Unlike the SR-71 this time the plan is for an unmanned aircraft, though that might change if there is a chance to go on a prove the concept works for commercial air travel.

SR-72

In his book, 75 years of the Lockheed Martin Skunk Works, James C. Goodall says the contract provides for a parametric design study to establish the viability of a turbine-based combined cycle (TBCC) propulsion system consisting of several combinations of near-term turbine engine solutions integrated with a very low-Mach ignition dual-mode ramjet (DMRJ). NASA is funding the validation of a previous Lockheed study that found that speeds up to Mach 7 could be achieved with a dual-mode engine that combines turbine and ramjet technologies.

Typically, turbine engines, like those used in Concorde, accelerate to around Mach 2.2, far below speeds at which a ramjet could take over.

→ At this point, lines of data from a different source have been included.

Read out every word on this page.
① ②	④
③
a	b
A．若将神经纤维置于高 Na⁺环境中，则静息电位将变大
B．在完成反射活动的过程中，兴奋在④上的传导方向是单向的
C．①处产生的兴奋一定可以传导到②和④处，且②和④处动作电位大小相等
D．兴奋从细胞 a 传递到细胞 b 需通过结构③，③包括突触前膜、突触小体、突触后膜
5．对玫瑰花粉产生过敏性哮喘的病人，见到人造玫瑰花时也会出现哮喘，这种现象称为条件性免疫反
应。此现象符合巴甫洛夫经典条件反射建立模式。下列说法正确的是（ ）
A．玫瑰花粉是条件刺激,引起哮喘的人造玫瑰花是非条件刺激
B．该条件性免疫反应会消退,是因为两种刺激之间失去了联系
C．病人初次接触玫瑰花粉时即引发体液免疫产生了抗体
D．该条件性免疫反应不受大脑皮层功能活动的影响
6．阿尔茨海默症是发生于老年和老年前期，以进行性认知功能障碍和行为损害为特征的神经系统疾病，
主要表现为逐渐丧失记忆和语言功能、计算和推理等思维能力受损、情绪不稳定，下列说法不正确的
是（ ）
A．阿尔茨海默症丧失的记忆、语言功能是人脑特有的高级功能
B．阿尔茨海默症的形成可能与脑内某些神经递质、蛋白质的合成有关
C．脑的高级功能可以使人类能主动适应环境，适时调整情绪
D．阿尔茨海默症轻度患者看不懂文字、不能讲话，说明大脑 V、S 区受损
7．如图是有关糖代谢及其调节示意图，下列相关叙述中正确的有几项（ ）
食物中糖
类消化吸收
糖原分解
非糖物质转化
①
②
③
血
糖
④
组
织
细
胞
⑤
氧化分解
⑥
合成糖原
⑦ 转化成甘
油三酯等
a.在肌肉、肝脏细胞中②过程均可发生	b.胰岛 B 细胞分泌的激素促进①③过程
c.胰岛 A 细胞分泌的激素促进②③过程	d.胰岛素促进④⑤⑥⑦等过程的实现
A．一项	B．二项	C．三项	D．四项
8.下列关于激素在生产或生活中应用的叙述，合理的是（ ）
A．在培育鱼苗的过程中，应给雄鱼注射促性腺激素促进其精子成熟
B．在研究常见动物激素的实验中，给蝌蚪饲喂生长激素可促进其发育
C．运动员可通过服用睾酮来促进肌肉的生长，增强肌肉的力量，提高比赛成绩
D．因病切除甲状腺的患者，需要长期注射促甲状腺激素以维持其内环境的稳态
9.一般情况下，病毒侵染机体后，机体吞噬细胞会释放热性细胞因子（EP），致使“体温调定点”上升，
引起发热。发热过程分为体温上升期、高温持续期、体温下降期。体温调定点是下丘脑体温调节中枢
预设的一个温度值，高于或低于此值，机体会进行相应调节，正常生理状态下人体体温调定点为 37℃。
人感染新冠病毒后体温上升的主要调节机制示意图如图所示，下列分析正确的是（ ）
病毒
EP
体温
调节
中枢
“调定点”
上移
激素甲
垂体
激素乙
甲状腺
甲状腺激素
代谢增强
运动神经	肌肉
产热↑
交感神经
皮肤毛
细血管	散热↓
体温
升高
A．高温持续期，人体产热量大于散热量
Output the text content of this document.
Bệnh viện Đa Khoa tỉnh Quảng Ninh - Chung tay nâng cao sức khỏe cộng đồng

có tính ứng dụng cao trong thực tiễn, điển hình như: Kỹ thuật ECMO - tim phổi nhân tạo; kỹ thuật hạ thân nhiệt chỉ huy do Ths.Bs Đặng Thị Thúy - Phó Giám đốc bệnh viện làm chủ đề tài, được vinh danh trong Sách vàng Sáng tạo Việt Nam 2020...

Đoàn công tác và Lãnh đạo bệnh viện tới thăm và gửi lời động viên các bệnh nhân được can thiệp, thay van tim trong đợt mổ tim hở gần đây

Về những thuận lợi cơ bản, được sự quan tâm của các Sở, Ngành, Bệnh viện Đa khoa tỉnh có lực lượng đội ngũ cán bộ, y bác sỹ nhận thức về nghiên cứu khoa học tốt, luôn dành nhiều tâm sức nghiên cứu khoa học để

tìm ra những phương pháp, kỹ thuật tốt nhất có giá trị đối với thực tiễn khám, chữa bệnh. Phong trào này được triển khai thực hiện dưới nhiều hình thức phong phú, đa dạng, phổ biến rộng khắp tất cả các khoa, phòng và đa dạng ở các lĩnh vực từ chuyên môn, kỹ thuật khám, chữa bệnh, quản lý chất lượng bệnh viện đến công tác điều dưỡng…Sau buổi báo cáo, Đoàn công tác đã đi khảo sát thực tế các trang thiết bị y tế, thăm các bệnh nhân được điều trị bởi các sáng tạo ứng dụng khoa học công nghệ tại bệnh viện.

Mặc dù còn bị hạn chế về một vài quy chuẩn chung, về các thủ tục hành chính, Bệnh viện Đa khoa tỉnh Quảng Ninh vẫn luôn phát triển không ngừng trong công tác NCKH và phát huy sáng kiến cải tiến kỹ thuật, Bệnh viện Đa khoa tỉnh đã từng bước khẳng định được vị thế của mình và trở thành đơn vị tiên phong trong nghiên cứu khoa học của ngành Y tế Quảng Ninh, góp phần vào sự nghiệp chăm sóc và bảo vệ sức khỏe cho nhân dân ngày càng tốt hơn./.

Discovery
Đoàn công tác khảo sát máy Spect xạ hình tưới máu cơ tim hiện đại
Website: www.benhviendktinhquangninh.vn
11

Most ramjets cannot achieve ignition below Mach 4. The USAF X-51 Waverider proof-of-concept demonstration was powered to Mach 4.8 by a booster rocket before accelerating to Mach 5.1 using its ramjet engine.

The challenge for NASA and Lockheed is how to bridge the gap between a conventional jet engine (Mach 2.2) and a ramjet (Mach 4+), on a reusable airframe.  Possible jet engine candidates for sped enhancement include like the Pratt & Whitney F100-PW-229 (powering the F15 & F16) and the General Electric F414 (powering the FA-18 & Super Hornet).

At Lockheed’s annual media day in March 2016, CEO Marillyn Hewson that the aerospace company had made “several breakthroughs” on a hypersonic warplane that could reach Mach 6, known as the Hypersonic Test Vehicle 3X (HTV-3X).  In her statement she gave updates on several projects:

  • Every day over 60,000 engineers are focused on developing the most innovative solutions the world has ever seen.
  • Lockheed Martin continues to invest in propulsion technologies and advanced materials needed for hypersonic speeds.
  • We accomplished several breakthroughs on HTV-3X. And we’re now producing a controllable, low-drag, aerodynamic configuration capable of stable operation from take-off, to sub-sonic, trans-sonic, super-sonic, and hypersonic to Mach 6.
  • And most importantly, we’re proving a hypersonic aircraft can be produced at an affordable price. We estimate it will cost less than $1 billion dollars to develop, build, and fly a demonstrator aircraft the size of an F-22.
  • The other DARPA program, the HTV-2, has demonstrated robust and stable aerodynamically controlled flight at speeds greater than Mach 20.
  • It has also employed a number of innovative technologies to enable long-duration, maneuvering, hypersonic flight, including Aerodynamic shapes that are maneuverable

There is no date yet (at least not in the public arena) for test flights or even when an updated concept design will be released.